Читаем Русские, или Из дворян в интеллигенты полностью

Однажды было сделано такое сравнение «неведомого» нам мира Достоевского с куда более «правильным» миром Толстого. Дескать, если герой второго из них встретит в пустыне льва, он побледнеет и убежит; герой первого покраснеет и останется стоять как вкопанный. А Василий Васильевич Розанов, возможно, точнее всех сформулировал противостояние двух гениев русской прозы. Двух медведей в одной берлоге — если понимать «берлогу» широко, не уже целой России (как уже говорилось, ревниво следя друг за другом, эти величайшие современники не нашли ни времени, ни охоты встретиться хоть единожды).

«…Толстой, — говорит Розанов, — для мощи которого кажется, нет пределов, открывает необъятную панораму человеческой жизни всюду, где завершилась она в твердые формы… Напротив, Достоевский… аналитик неустановившегося в человеческой жизни и в человеческом духе».

Именно так! Хотя, стыдно признаться, слова давным-давно позабытого — да и кто его знал при жизни? — нахала из Одессы будут повыразительней.

Взять тот же «Подросток». «…Роман о русских теперешних детях», — определит Федор Михайлович характер и цель работы, берясь за роман в 1874 году. Уточнит: должно выйти нечто вроде «моих “Отцов и детей”». А само название будущей книги — не по ассоциации ли с «Недорослем» (сочиняя который уж Фонвизин-то твердо знал, кто виноват и что делать)? Короче: задача — сказать о несостоятельности «отцов» и понять состояние «детей». Тем самым определить: куда идет Россия и куда ей надлежит идти. «Научить, как надо жить для родного края», — к этому Достоевский-идеолог стремился всегда.

Прекрасно! Но все остается необъясненным, «неведомым».

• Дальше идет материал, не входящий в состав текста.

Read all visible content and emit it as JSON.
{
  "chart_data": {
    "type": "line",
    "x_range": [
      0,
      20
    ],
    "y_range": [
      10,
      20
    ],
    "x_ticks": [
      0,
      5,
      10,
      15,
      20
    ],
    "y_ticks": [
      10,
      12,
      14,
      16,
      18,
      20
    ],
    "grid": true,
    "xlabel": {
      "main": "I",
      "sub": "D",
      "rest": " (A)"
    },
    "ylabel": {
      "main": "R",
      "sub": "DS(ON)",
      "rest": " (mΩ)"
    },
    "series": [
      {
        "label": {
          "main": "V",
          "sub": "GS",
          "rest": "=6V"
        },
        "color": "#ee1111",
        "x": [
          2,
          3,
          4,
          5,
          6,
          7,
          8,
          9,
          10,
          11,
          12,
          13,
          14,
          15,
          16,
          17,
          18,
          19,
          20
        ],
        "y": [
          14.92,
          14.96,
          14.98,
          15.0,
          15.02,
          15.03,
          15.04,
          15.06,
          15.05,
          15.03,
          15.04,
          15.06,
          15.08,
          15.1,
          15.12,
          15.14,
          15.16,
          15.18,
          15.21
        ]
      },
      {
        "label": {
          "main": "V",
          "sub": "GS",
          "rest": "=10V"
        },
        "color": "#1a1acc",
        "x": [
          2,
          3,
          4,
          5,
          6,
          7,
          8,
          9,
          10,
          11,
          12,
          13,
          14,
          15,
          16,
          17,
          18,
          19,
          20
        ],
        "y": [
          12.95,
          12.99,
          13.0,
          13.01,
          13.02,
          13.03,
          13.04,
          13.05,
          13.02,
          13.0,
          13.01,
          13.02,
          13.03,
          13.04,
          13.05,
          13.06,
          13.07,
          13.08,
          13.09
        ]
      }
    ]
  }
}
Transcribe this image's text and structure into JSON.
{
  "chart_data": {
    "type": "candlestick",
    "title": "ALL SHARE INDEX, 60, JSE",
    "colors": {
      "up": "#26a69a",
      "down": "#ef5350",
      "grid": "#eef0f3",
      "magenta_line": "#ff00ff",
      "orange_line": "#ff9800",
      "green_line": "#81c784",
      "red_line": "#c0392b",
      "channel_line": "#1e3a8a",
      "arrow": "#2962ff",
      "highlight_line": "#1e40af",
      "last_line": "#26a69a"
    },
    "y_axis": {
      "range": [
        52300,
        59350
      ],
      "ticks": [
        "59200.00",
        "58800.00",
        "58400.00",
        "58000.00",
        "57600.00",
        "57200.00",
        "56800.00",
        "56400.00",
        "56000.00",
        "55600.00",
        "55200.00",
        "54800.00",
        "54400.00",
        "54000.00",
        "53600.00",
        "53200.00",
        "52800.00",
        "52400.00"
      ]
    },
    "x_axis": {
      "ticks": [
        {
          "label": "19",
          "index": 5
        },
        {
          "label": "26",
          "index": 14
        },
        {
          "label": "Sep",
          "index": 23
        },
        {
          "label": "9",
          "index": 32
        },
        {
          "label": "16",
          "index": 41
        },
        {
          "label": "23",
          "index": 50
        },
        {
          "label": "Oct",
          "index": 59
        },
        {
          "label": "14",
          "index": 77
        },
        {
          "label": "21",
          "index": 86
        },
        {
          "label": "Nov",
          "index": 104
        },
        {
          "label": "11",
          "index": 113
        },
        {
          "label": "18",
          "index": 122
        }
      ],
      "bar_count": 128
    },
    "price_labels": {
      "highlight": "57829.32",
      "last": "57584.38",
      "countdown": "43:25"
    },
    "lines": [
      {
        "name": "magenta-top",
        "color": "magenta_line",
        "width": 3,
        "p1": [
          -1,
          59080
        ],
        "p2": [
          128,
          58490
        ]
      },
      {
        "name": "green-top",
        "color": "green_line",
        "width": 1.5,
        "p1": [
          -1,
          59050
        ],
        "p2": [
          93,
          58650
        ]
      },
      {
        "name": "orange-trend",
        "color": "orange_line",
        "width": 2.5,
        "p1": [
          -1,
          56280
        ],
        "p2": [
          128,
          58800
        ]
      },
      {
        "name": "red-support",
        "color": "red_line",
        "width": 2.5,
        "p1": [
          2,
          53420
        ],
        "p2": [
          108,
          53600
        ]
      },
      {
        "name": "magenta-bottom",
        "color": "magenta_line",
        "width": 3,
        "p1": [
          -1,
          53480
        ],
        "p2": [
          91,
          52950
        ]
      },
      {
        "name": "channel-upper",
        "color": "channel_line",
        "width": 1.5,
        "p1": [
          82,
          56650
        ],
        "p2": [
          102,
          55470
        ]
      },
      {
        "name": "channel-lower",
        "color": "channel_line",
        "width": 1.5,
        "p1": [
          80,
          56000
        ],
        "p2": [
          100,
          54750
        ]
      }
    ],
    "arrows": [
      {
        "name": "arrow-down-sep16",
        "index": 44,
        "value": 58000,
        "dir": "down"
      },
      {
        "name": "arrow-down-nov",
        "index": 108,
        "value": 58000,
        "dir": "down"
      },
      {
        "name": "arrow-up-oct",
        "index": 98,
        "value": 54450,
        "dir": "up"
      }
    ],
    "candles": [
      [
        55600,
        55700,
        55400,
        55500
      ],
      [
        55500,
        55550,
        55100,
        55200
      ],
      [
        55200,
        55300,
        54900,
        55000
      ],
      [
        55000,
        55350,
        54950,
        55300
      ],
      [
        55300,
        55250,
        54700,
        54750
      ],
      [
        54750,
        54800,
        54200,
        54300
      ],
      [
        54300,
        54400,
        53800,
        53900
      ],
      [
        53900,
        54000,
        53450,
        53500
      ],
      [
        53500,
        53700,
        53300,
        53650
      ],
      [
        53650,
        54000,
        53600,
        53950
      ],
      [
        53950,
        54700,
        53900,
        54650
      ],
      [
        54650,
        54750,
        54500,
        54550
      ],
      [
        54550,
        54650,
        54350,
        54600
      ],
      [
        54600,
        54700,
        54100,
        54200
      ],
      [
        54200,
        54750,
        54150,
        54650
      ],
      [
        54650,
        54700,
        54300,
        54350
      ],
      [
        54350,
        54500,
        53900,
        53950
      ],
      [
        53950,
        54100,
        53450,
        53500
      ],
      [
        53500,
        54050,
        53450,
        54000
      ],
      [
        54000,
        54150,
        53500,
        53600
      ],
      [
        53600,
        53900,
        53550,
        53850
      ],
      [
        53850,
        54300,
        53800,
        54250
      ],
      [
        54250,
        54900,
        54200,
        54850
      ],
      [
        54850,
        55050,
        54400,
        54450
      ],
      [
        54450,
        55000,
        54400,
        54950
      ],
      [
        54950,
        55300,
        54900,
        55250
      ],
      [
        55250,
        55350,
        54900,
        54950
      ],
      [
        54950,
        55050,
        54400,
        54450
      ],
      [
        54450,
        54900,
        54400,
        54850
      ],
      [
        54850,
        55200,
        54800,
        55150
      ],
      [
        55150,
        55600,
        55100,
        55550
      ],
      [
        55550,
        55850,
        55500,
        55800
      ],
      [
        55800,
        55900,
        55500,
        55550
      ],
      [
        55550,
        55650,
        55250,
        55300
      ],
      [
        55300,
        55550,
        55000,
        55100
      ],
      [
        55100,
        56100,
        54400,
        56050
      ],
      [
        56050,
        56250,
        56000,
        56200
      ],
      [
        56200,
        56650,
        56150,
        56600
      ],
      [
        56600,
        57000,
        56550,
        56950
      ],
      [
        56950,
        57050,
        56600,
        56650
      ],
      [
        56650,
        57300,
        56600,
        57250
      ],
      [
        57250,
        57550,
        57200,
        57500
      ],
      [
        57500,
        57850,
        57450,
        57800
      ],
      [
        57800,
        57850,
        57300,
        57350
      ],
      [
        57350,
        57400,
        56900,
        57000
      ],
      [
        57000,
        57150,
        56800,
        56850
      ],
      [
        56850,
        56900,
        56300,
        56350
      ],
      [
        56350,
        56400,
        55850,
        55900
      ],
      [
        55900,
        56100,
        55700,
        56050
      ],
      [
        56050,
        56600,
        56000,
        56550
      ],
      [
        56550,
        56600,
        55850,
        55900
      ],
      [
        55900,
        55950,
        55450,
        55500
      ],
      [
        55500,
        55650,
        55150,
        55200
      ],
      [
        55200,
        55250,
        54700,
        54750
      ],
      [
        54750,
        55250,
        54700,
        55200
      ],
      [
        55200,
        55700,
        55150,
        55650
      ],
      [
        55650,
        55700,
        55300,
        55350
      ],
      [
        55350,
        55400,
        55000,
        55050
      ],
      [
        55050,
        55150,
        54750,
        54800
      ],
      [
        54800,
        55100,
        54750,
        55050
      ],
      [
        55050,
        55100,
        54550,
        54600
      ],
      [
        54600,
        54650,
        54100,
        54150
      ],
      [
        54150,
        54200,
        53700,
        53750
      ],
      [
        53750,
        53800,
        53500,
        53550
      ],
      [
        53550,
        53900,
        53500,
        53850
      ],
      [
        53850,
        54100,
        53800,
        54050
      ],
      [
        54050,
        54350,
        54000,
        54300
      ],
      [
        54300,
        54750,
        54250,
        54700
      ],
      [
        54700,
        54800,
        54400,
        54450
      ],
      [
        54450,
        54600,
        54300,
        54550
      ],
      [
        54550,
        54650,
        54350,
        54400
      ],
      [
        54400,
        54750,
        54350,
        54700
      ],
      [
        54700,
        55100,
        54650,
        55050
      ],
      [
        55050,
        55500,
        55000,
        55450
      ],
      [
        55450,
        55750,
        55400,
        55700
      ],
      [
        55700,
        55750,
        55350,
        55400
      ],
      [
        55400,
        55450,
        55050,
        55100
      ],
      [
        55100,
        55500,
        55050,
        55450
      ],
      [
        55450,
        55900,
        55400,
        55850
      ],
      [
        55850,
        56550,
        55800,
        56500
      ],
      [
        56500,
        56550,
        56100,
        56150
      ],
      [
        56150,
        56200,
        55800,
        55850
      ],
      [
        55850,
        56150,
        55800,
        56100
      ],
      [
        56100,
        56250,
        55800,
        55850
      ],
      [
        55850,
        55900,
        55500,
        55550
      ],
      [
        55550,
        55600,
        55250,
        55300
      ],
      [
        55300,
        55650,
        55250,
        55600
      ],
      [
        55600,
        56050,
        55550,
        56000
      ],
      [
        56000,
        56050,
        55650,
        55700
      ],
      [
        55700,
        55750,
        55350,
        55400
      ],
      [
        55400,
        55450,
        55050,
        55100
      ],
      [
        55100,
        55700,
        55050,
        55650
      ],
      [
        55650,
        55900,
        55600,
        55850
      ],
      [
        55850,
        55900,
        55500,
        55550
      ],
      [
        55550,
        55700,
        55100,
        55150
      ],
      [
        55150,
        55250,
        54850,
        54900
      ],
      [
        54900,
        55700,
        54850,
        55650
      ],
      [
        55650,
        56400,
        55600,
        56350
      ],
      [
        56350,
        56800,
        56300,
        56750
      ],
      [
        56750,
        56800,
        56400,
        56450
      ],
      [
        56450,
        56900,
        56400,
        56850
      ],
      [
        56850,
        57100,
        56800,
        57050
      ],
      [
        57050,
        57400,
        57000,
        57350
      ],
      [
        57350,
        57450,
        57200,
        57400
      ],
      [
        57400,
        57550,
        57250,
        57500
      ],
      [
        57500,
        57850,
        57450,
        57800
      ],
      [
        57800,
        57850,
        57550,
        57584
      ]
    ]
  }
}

«Отец», как человек уходящего поколения, он же и буквальный, физический отец «подростка» Аркадия Долгорукого, Версилов, сам пытается осознать себя. Мечется. Эмигрирует… Куда? — спрашивает, слушая его исповедь, сын. «К Герцену? Участвовать в заграничной пропаганде?» — «Нет, — отвечает отец, — я просто уехал тогда от тоски, внезапной тоски… Дворянская тоска, и ничего больше».

А сам Аркадий, этот мальчик-монстр — в том смысле, что нагружен и перегружен собственными «комплексами» того же Достоевского, включая его страсть к игре и — даже! — психологический опыт завзятого игрока. Или: «Моя идея — это стать Ротшильдом». Допустим. Но не странно ли, что «подростку» в его-то семнадцать лет лично понятно и соблазнительно самоощущение пушкинского «скупого рыцаря»? То, что сами деньги ему потребны не для удовлетворения желаний, которые переполняют любого нормального мальчика? Нет:

«Будь я Ротшильд, я бы ходил в стареньком пальто и с зонтиком… Я знаю, что у меня может быть обед, как ни у кого, и (первый в свете повар, с меня довольно, что я это знаю. Я съем кусок хлеба и ветчины и буду сыт моим сознанием».

Ну, точно по Пушкину:

…Я знаю мощь мою: с меня довольно Сего сознанья…

Мальчик-монстр, мальчик-уникум, меньше всего пригодный быть представителем «детей» и, следовательно, ответом на насущный вопрос: куда идти России.

Так же и с «Братьями Карамазовыми». Самым идеологическим из романов Достоевского — опять же по замыслу.

В «Карамазовых» решаются — казалось бы, раз навсегда, как оно и бывает в итоговых произведениях, — вопросы атеизма и социализма, для Достоевского первостепенные. Вновь возникает тема «русских мальчиков». Но автор и здесь «не дает ответа».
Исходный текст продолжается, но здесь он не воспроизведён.